In CEP, the queries are persistent, they are algorithms proactively scanning fleeting, (near) real-time data, looking for an exception or connection from which to trigger an action. There are no fleeting queries in CEP, so there is no mixed workload and the data is pulled right off of the transactional and operational systems (often with baseline, benchmark or reference data from the DWH systems). In short, as stated in the title, DWH is fleeting queries and persistent data, while CEP is persistent queries and fleeting data.

The Verdict: Yes, RDBMS, Data Warehouse Appliance and BI vendors are purchasing and/or partnering with CEP vendors; Yes, CEP is a natural complement of OBI; Yes, CEP is trending upwards.

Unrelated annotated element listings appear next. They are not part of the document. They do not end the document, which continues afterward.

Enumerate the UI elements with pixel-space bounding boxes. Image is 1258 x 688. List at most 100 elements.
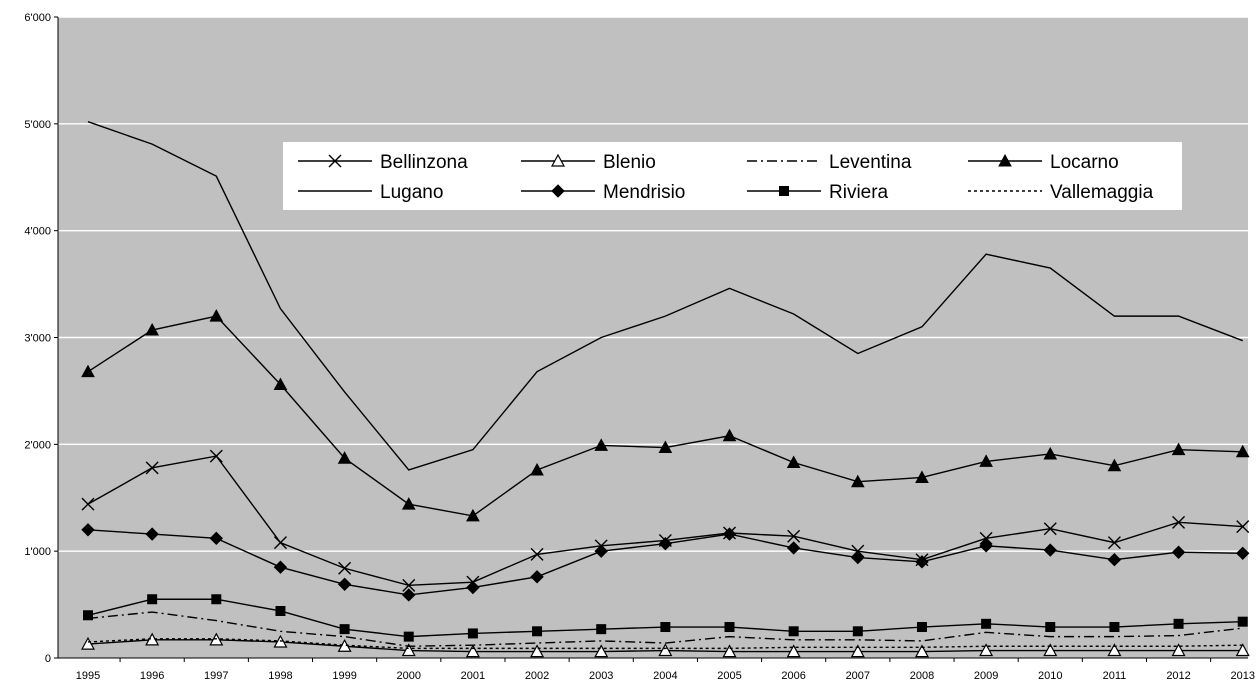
point-mendrisio [273,560,288,574]
point-bellinzona [209,449,223,463]
point-mendrisio [851,550,865,565]
point-riviera [1109,622,1120,633]
series-locarno [81,309,1250,522]
point-blenio [850,644,865,658]
y-tick-label: 2'000 [24,439,51,451]
point-locarno [594,438,609,451]
point-bellinzona [145,461,159,475]
point-bellinzona [273,536,287,550]
legend-marker-blenio [550,153,566,167]
point-riviera [724,622,735,633]
x-tick-label: 2000 [397,670,421,682]
legend: Bellinzona Blenio Leventina Locarno Lugano Me… [283,142,1182,210]
point-bellinzona [1236,520,1250,534]
y-axis: 0 1'000 2'000 3'000 4'000 5'000 6'000 [24,12,59,665]
point-mendrisio [915,555,929,569]
point-mendrisio [337,577,352,591]
legend-label-mendrisio: Mendrisio [603,182,685,203]
point-riviera [981,618,992,629]
point-locarno [530,462,544,476]
point-locarno [979,454,993,467]
point-locarno [658,440,673,454]
x-tick-label: 1998 [268,670,292,682]
point-riviera [916,622,927,633]
x-tick-label: 2006 [781,670,805,682]
x-tick-label: 2011 [1103,670,1127,682]
point-locarno [337,451,352,464]
point-mendrisio [1043,543,1057,557]
point-riviera [275,605,286,616]
x-tick-label: 2004 [653,670,677,682]
point-bellinzona [979,531,993,545]
point-blenio [1043,643,1058,657]
x-tick-label: 2003 [589,670,613,682]
point-riviera [339,624,350,635]
point-bellinzona [338,561,352,575]
x-tick-label: 2002 [525,670,549,682]
point-bellinzona [1043,522,1057,536]
point-riviera [1045,622,1056,633]
point-mendrisio [979,539,993,553]
point-blenio [1107,643,1122,657]
point-blenio [1235,643,1250,657]
point-blenio [594,644,609,658]
x-tick-label: 2010 [1038,670,1062,682]
point-riviera [467,628,478,639]
x-tick-label: 2007 [846,670,870,682]
point-blenio [914,644,929,658]
legend-marker-riviera [779,186,789,196]
point-locarno [1235,444,1250,458]
series-vallemaggia [87,638,1243,650]
series-group [80,121,1250,658]
point-riviera [788,626,799,637]
point-mendrisio [1171,545,1186,559]
y-tick-label: 5'000 [24,119,51,131]
x-tick-label: 1999 [332,670,356,682]
legend-label-riviera: Riviera [829,182,889,203]
point-locarno [722,428,737,442]
series-line-leventina [87,611,1243,647]
legend-marker-bellinzona [328,154,342,168]
point-blenio [1171,643,1186,657]
point-locarno [915,470,929,483]
y-tick-label: 6'000 [24,12,51,24]
legend-marker-locarno [998,153,1012,167]
point-mendrisio [658,536,673,551]
point-blenio [979,643,994,657]
point-mendrisio [722,527,737,541]
point-locarno [273,377,288,391]
point-locarno [81,364,95,378]
point-bellinzona [402,578,416,592]
point-locarno [401,497,416,510]
y-tick-label: 3'000 [24,333,51,345]
point-mendrisio [466,580,480,595]
x-tick-label: 2005 [717,670,741,682]
point-mendrisio [530,570,544,584]
point-locarno [1043,446,1058,460]
point-blenio [722,644,737,658]
legend-label-lugano: Lugano [380,182,443,203]
point-blenio [401,643,416,657]
point-blenio [465,644,480,658]
point-bellinzona [81,497,95,511]
point-bellinzona [1107,536,1121,550]
point-riviera [532,626,543,637]
y-tick-label: 4'000 [24,226,51,238]
series-line-lugano [87,121,1243,471]
point-riviera [660,622,671,633]
series-mendrisio [81,523,1250,602]
x-tick-label: 2008 [910,670,934,682]
point-riviera [1237,616,1248,627]
point-riviera [596,624,607,635]
point-mendrisio [209,531,224,546]
point-blenio [786,644,801,658]
point-locarno [850,474,865,488]
series-lugano [87,121,1243,471]
y-tick-label: 1'000 [24,546,51,558]
point-locarno [786,455,801,468]
x-tick-label: 1995 [76,670,100,682]
series-leventina [87,611,1243,647]
point-locarno [209,309,224,322]
x-tick-label: 1997 [204,670,228,682]
series-line-vallemaggia [87,638,1243,650]
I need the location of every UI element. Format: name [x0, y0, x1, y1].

HIT Impact: From a clinical standpoint, virtually nil. I don’t believe that Evidence-Based Medicine and Comparative Effectiveness Research are robust enough yet for a vendor or clinical IT department to leap into the field of automated clinical decision-making on the basis of transactional feeds (near) real-time integrated with DWH feeds. Mind you, there are plenty of medical devices which do (essentially) this, but these devices are FDA-approved for very specific purposes and rarely (if ever) integrate data across multiple feeds from multiple vendors. Remember also that Clinical Decision Support (CDS) is something totally different than Clinical CEP. CDS makes suggestions and requires a human for sign-off; Clinical CEP would take action without human approval or even awareness.

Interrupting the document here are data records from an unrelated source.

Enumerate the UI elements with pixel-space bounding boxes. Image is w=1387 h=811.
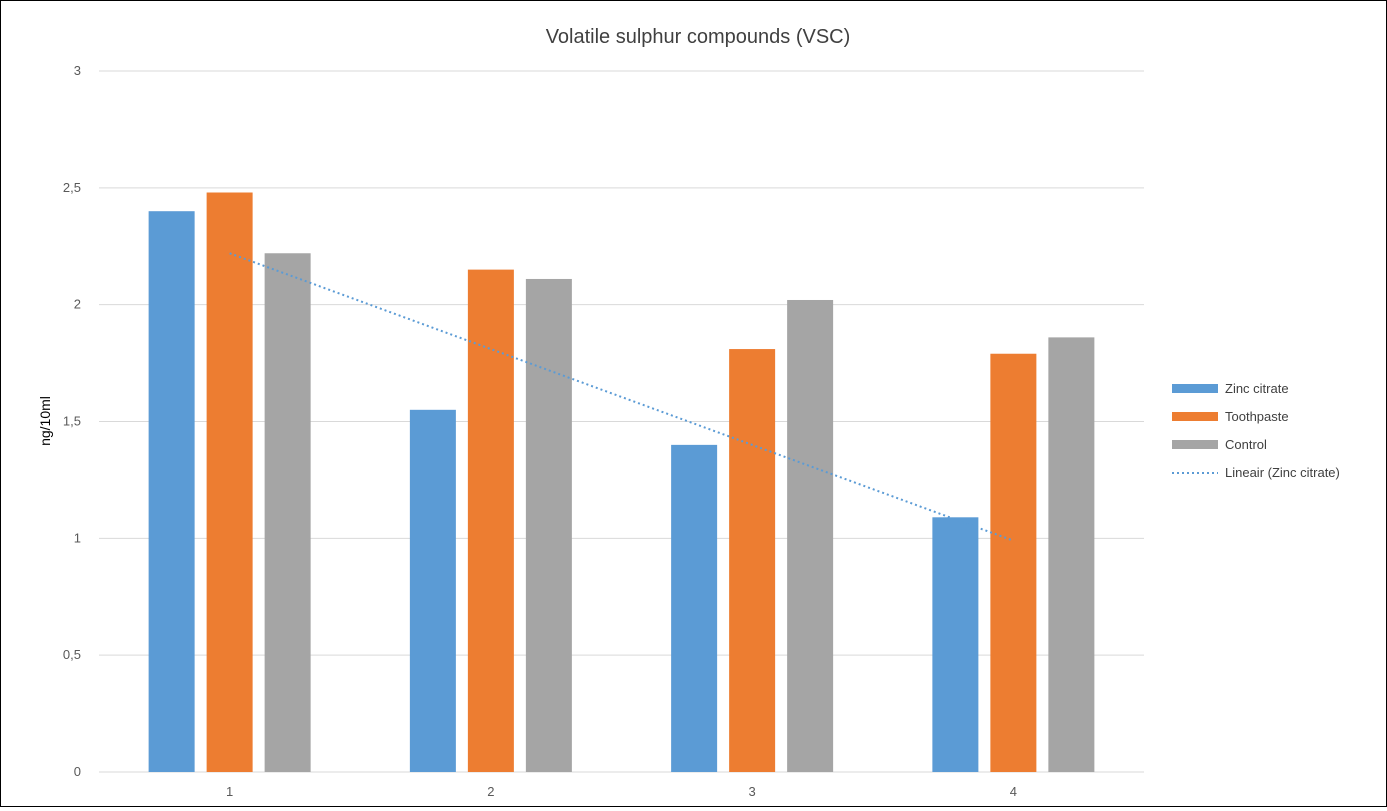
legend-label: Toothpaste bbox=[1225, 409, 1289, 424]
y-tick-label: 0,5 bbox=[63, 647, 81, 662]
bar-control-4 bbox=[1048, 337, 1095, 772]
y-axis-title: ng/10ml bbox=[37, 396, 53, 446]
x-tick-labels: 1 2 3 4 bbox=[226, 784, 1017, 799]
bar-toothpaste-2 bbox=[467, 269, 514, 772]
x-tick-label: 3 bbox=[749, 784, 756, 799]
y-tick-label: 2,5 bbox=[63, 180, 81, 195]
legend-label: Lineair (Zinc citrate) bbox=[1225, 465, 1340, 480]
chart-title: Volatile sulphur compounds (VSC) bbox=[546, 26, 851, 48]
y-tick-label: 3 bbox=[74, 63, 81, 78]
x-tick-label: 2 bbox=[487, 784, 494, 799]
bar-zinc-citrate-4 bbox=[932, 517, 979, 772]
bar-control-1 bbox=[264, 253, 311, 772]
legend-swatch bbox=[1172, 384, 1218, 393]
bar-control-3 bbox=[787, 299, 834, 772]
bar-zinc-citrate-2 bbox=[409, 409, 456, 772]
bar-zinc-citrate-1 bbox=[148, 211, 195, 772]
legend-label: Zinc citrate bbox=[1225, 381, 1289, 396]
bar-toothpaste-3 bbox=[729, 349, 776, 772]
x-tick-label: 4 bbox=[1010, 784, 1017, 799]
y-tick-label: 0 bbox=[74, 764, 81, 779]
trendline-layer bbox=[229, 252, 1014, 542]
trendline-zinc-citrate bbox=[229, 252, 1014, 542]
x-tick-label: 1 bbox=[226, 784, 233, 799]
bars bbox=[148, 192, 1095, 773]
legend-swatch bbox=[1172, 412, 1218, 421]
legend-swatch bbox=[1172, 440, 1218, 449]
bar-toothpaste-4 bbox=[990, 353, 1037, 772]
bar-toothpaste-1 bbox=[206, 192, 253, 773]
legend: Zinc citrate Toothpaste Control Lineair (Zi… bbox=[1172, 381, 1340, 480]
bar-control-2 bbox=[525, 278, 572, 772]
y-tick-label: 1,5 bbox=[63, 414, 81, 429]
y-tick-label: 1 bbox=[74, 530, 81, 545]
legend-label: Control bbox=[1225, 437, 1267, 452]
y-tick-label: 2 bbox=[74, 297, 81, 312]
bar-zinc-citrate-3 bbox=[671, 444, 718, 772]
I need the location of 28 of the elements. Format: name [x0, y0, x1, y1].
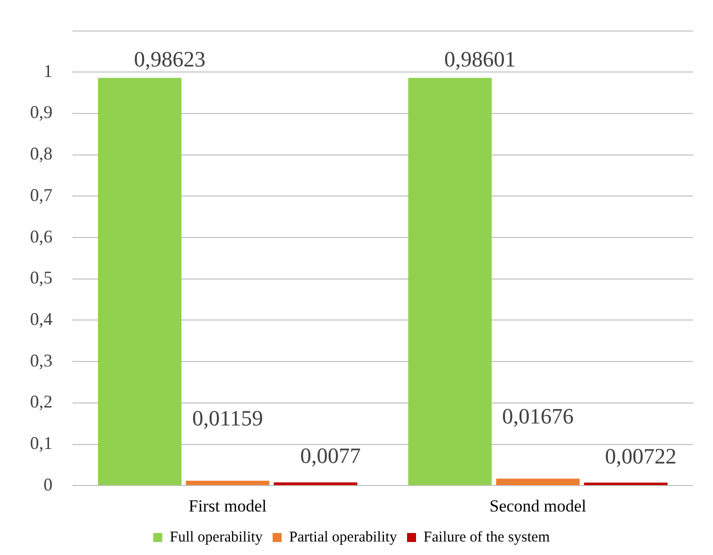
x-tick-label: Second model: [489, 496, 587, 516]
data-label: 0,98623: [134, 46, 206, 72]
y-tick-label: 0,6: [30, 226, 52, 246]
legend-label: Full operability: [170, 529, 264, 546]
y-tick-label: 0: [44, 474, 52, 494]
y-tick-label: 0,8: [30, 144, 52, 164]
bar: [584, 482, 668, 486]
bar: [408, 78, 492, 486]
y-tick-label: 0,2: [30, 392, 52, 412]
x-tick-label: First model: [188, 496, 267, 516]
y-tick-label: 0,3: [30, 350, 52, 370]
data-label: 0,00722: [605, 443, 677, 468]
y-tick-label: 0,4: [30, 308, 52, 329]
bar: [186, 480, 270, 486]
data-label: 0,0077: [300, 443, 361, 468]
bar: [496, 478, 580, 486]
bar: [274, 482, 358, 486]
legend-label: Partial operability: [289, 529, 398, 546]
data-label: 0,98601: [444, 46, 516, 72]
bar: [98, 78, 182, 486]
y-tick-label: 0,5: [30, 268, 52, 288]
data-label: 0,01676: [502, 403, 574, 428]
y-tick-label: 0,1: [30, 432, 52, 453]
data-label: 0,01159: [192, 406, 263, 431]
y-tick-label: 1: [44, 60, 52, 81]
legend-label: Failure of the system: [424, 529, 550, 546]
y-tick-label: 0,7: [30, 184, 52, 205]
y-tick-label: 0,9: [30, 102, 52, 122]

From operational, data governance, compliance and surveillance standpoints, potentially quite high. Consider a (near) real-time system that rationalizes the transactional records of your Master Patient Index, Computerized Provider Order Entry, Surgical, Hospital Billing, Provider Billing, Pharmacy/Laboratory, PACS/RIS, Emergency Department Information System and measured against historical and industry benchmarks in your Clinical/Enterprise DWH, while the patient is in the operating room, to catch and correctly link orphaned records (especially for “always” parallels between charges and transactions such as specimen type “blood” and venipuncture); to continuously assess pay-for-performance, meaningful use and quality & safety metrics against individual, departmental, hospital, system, state and national benchmarks and automatically initiate peer review and morbidity & mortality processes when appropriate; to identify rare complications or interactions whether of drugs, devices or procedures, statistical clusters or seasonal trends and initiate appropriate investigative protocols.

Disclaimer: The opinions expressed herein are my own personal opinions and do not represent my employer's view in any way.